January 13, 2008

Don’t Count Your Food Miles*

Enjoying my main course and my company at Bouchon.

If you have missed me for the past few days, it’s because I was in Las Vegas with my wonderful husband, Charles.  While neither of us would think, “Vegas!” as our destination of choice, I was thrilled to join him for his business trip.

Of course, I had done some research into the restaurants we should check out there.  We took an Olympic approach to selecting our dining options, ruling out those at the very top and bottom of the spectrum.  Thus, no casino buffets, but no Guy Savoy, either.  No worries, I was perfectly content to settle for Thomas Keller.

We dined at Thomas Keller’s Bouchon on the second evening of our trip. An impromptu dinner at Wolfgang Puck’s Postrio, also in the Venetian, had disappointed us with tough ravioli and poor service the night before.  I hoped that Mr. Keller’s bistro would survive the journey from Napa Valley artisanship to Las Vegas volume. 

The meal was excellent.  Our server was efficient and knowledgeable, with the added charm of a faux French accent.  I didn’t believe Charles’s suspicion until the server  mumbled, “Sorry, I don’t speak French,” when the diners next to us requested a carafe d’eau!  It’s all part of the show, folks.

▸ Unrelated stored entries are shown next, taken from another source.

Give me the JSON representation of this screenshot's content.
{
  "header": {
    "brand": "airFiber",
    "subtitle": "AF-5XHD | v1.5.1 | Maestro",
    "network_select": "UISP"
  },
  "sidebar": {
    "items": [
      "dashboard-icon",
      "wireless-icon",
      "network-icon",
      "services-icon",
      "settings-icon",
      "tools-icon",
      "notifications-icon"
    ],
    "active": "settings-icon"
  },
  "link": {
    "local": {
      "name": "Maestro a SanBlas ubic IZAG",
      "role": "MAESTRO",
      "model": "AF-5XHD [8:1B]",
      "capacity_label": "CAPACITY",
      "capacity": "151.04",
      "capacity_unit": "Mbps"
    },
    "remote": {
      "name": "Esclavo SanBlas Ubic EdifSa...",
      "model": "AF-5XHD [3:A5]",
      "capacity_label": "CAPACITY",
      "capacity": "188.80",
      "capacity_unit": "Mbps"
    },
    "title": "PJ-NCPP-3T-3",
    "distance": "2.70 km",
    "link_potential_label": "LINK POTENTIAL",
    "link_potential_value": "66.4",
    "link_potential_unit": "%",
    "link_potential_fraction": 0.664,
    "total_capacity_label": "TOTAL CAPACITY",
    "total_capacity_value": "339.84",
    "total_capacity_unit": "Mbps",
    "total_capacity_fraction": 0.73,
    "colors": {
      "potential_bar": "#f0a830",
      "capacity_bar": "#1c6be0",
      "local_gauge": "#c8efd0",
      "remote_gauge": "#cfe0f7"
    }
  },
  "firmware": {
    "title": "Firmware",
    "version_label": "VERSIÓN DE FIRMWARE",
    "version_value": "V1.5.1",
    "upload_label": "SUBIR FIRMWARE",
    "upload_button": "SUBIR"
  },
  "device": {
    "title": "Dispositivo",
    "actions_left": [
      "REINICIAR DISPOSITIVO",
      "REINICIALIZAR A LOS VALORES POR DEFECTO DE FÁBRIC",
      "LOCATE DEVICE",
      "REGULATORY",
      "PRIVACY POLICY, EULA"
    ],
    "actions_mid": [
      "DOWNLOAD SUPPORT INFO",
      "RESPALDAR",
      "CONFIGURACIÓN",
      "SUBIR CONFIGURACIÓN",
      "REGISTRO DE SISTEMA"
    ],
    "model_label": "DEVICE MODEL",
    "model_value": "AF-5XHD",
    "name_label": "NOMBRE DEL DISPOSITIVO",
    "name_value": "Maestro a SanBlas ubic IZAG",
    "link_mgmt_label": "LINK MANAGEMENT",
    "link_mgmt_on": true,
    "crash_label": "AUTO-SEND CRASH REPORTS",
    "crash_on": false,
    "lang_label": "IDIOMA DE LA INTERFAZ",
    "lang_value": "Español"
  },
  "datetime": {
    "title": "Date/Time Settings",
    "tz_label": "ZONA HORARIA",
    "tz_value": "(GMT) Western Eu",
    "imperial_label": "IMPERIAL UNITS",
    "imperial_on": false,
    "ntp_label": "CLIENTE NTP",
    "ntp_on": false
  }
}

I enjoyed a small carafe of Vouvray, while my sweetheart was in the mood for beer (not a bad call when there’s Chimay on tap!).  We started with cod brandade, perfectly fried with a delicate, fluffy interior enlivened by bits of sweet-tart dried tomato and fried sage on the plate.  Our salads were fresh and flavorful, though both of us preferred the baby arugula, pear, and hazelnut brittle combination to the too-bitter mixture of watercress, endive, apple, and Roquefort.  

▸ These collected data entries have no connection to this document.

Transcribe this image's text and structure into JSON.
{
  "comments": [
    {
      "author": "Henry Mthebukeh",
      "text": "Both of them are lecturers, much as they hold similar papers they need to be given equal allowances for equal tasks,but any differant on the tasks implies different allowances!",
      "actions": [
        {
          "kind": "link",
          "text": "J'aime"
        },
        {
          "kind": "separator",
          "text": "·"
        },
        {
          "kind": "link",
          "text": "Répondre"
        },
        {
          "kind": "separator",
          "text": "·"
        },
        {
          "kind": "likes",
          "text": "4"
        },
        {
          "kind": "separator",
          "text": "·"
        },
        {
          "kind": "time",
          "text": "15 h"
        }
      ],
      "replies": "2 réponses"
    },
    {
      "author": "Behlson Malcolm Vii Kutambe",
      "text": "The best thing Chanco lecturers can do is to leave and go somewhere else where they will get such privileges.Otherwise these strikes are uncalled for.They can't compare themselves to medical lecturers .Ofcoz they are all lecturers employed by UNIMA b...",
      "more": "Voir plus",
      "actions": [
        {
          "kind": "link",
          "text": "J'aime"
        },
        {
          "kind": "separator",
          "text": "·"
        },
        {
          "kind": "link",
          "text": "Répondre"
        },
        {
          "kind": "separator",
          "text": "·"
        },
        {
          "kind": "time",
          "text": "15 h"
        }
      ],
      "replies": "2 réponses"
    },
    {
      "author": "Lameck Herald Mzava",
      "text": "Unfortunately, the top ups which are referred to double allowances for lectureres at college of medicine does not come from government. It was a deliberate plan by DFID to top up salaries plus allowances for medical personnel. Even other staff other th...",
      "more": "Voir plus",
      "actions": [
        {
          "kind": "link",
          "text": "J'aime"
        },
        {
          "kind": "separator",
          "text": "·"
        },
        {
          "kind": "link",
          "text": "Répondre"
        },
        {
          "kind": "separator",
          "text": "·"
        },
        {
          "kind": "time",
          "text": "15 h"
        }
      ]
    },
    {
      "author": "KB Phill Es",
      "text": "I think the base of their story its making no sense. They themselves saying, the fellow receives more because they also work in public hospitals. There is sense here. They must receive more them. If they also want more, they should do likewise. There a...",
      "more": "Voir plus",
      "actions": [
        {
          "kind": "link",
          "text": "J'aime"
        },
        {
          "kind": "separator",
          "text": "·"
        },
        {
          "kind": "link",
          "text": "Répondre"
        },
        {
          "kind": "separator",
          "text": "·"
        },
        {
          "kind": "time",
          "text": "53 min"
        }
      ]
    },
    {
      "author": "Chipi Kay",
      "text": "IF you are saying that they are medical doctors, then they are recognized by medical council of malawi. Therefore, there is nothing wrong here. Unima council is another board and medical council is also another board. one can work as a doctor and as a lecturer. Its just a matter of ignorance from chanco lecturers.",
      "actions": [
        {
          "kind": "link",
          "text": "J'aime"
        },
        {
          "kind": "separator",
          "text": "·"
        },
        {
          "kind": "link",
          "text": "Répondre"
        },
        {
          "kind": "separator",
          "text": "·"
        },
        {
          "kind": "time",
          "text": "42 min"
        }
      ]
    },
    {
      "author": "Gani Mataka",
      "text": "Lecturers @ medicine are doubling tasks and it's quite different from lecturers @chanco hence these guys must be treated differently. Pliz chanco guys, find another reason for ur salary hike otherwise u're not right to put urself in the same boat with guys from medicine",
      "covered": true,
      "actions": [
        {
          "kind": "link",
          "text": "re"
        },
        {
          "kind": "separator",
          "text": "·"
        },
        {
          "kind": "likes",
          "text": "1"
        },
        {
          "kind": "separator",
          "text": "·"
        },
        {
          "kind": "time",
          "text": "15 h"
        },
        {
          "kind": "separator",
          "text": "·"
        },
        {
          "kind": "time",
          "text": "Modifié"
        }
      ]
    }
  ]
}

For his main course, Charles chose the classic trout almandine, accompanied by a generous serving of firm, sweet green beans.  I had mussels in white wine sauce-- not the best sauce I’ve ever had, but I award extra points for presentation.  The mussels bathed in an egg-shaped, cast-iron vessel, in which a small gate created a pool of broth for dipping the perfectly-crisp baguette.  There were also two shell bowls stacked together, solving the problem of a large shell bowl dominating our two-top: when the top bowl was full, it was promptly removed.  

The service details like this, the artful presentation of each dish, the graciousness of the place: these are the elements that set a great restaurant apart from the trappings of such.  I was entertained by the make-believe elements Vegas offered: window-shopping along a replica canal, strolling along lush gardens and man-made lakes in the middle of the desert.  But hospitality must be genuine, no matter how many times you have to look someone in the eye, listen, and smile in a given day.  Bravo to Thomas Keller and the staff of Bouchon for delivering a superior dining experience to their guests.

*A simple definition of food miles is the distance that food travels from its production to the consumer.  Food miles are one component that can be used in assessing the sustainability of food production and distribution.